The screen is especially useful when coupled with the iPod integration system. Plug an iPod into the car’s USB port in the center console and a virtual iPod appears onscreen, letting you control albums, playlists, everything. Count that as the most useful amenity of the year. The internal hard drive also allows you to rip CDs or download MP3s directly and even pause and rewind live radio, like a TiVo.

I’m testing out the navigation system on my drive home, and it suddenly pings, verbally alerting me to a traffic jam half a mile off. The XM subscription includes real-time traffic in many urban areas, and minutes later (unhappily) I hit the backup.

The system gives me the option of another route: It says it’s a mile longer, yet will save me 20 minutes. At this point I flash back to the previous CTS’s navigation system that once tried to send me from Philadelphia to New York using only back roads. At the trip’s end I considered extracting the entire system with a crowbar. Should I really give this new one a chance?

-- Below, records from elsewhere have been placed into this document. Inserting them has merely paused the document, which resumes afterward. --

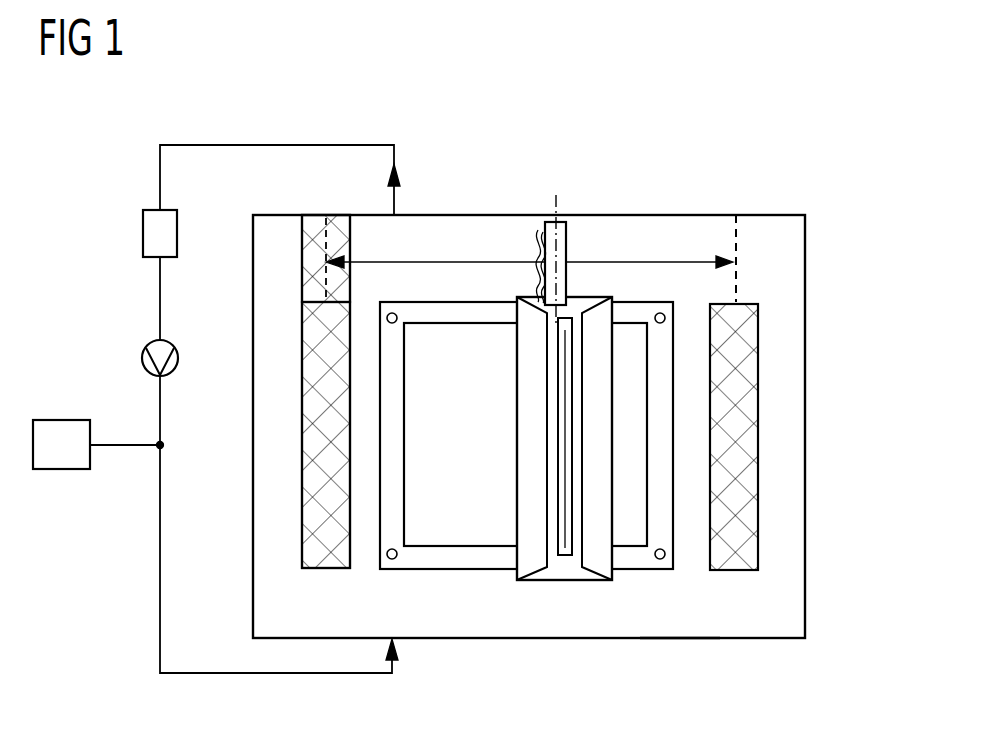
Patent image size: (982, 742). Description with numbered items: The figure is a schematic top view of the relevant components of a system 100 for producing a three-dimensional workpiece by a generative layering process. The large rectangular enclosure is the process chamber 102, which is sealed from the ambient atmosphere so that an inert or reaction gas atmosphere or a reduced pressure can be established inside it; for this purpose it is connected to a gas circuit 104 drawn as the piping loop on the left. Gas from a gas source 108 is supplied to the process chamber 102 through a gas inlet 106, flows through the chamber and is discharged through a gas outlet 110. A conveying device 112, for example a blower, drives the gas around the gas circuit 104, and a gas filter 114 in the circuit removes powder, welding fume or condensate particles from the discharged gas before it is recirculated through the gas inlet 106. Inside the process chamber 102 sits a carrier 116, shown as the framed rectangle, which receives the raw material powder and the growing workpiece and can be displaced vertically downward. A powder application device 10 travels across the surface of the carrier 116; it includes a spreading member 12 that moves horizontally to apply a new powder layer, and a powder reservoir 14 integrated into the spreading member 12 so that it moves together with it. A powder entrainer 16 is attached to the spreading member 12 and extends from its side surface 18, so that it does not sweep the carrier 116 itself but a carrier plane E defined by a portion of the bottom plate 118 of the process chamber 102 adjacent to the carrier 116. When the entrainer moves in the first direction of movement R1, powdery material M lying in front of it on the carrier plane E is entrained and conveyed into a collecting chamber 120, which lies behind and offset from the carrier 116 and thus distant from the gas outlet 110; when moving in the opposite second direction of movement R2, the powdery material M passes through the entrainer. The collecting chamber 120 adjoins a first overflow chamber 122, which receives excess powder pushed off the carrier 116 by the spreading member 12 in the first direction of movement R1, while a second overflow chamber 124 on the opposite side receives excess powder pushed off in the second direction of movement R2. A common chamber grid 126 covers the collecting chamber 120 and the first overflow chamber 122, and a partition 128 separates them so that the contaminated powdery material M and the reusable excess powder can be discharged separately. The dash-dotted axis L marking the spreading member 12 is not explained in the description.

The system 100 is at (112, 563).
The process chamber 102 is at (770, 215).
The gas circuit 104 is at (160, 172).
The gas inlet 106 is at (394, 644).
The gas source 108 is at (51, 420).
The gas outlet 110 is at (397, 215).
The conveying device 112 is at (148, 344).
The gas filter 114 is at (143, 232).
The carrier 116 is at (470, 522).
The bottom plate 118 is at (676, 630).
The collecting chamber 120 is at (338, 215).
The first overflow chamber 122 is at (300, 512).
The second overflow chamber 124 is at (758, 522).
The chamber grid 126 is at (302, 265).
The partition 128 is at (315, 292).
The powder application device 10 is at (537, 598).
The spreading member 12 is at (559, 581).
The powder reservoir 14 is at (564, 556).
The powder entrainer 16 is at (568, 248).
The side surface 18 is at (595, 297).
The carrier plane E is at (496, 236).
The powdery material M is at (533, 232).
The laser axis L is at (558, 221).
The first direction of movement R1 is at (447, 258).
The second direction of movement R2 is at (692, 262).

I surrender. It directs me off the highway, and I end up in the Bronx, idling at stoplights. This doesn’t bode well, yet the system indicates that I’ll be home in 25 minutes. My two passengers threaten to bale out and take the subway instead. Give it a chance, I say.

And so it is, about 22 minutes later, that I’m in Manhattan, on my block. The system knew what it was talking about. Count me happily, blessedly shocked.

Caddy, I always believed you could do it. Really.

The 2008 Cadillac CTS at a Glance

Power: 3.6-liter V-6 with direct injection, with 304 horsepower and 273 pound-feet of torque.

Transmission: Six-speed automatic or six-speed manual.

Speed: 0 to 60 in 5.9 seconds.

Price as tested: $47,590 ($34,545 base with direct- injection).

Best features: Fantastic interior and high-end electronics for a fair price.

Worst feature: Lackluster automatic transmission.

Target buyer: Those in need of a pleasing daily driver who have been hoping for a reason to buy American again.

(Jason Harper writes about autos for Bloomberg News. The opinions expressed are his own.)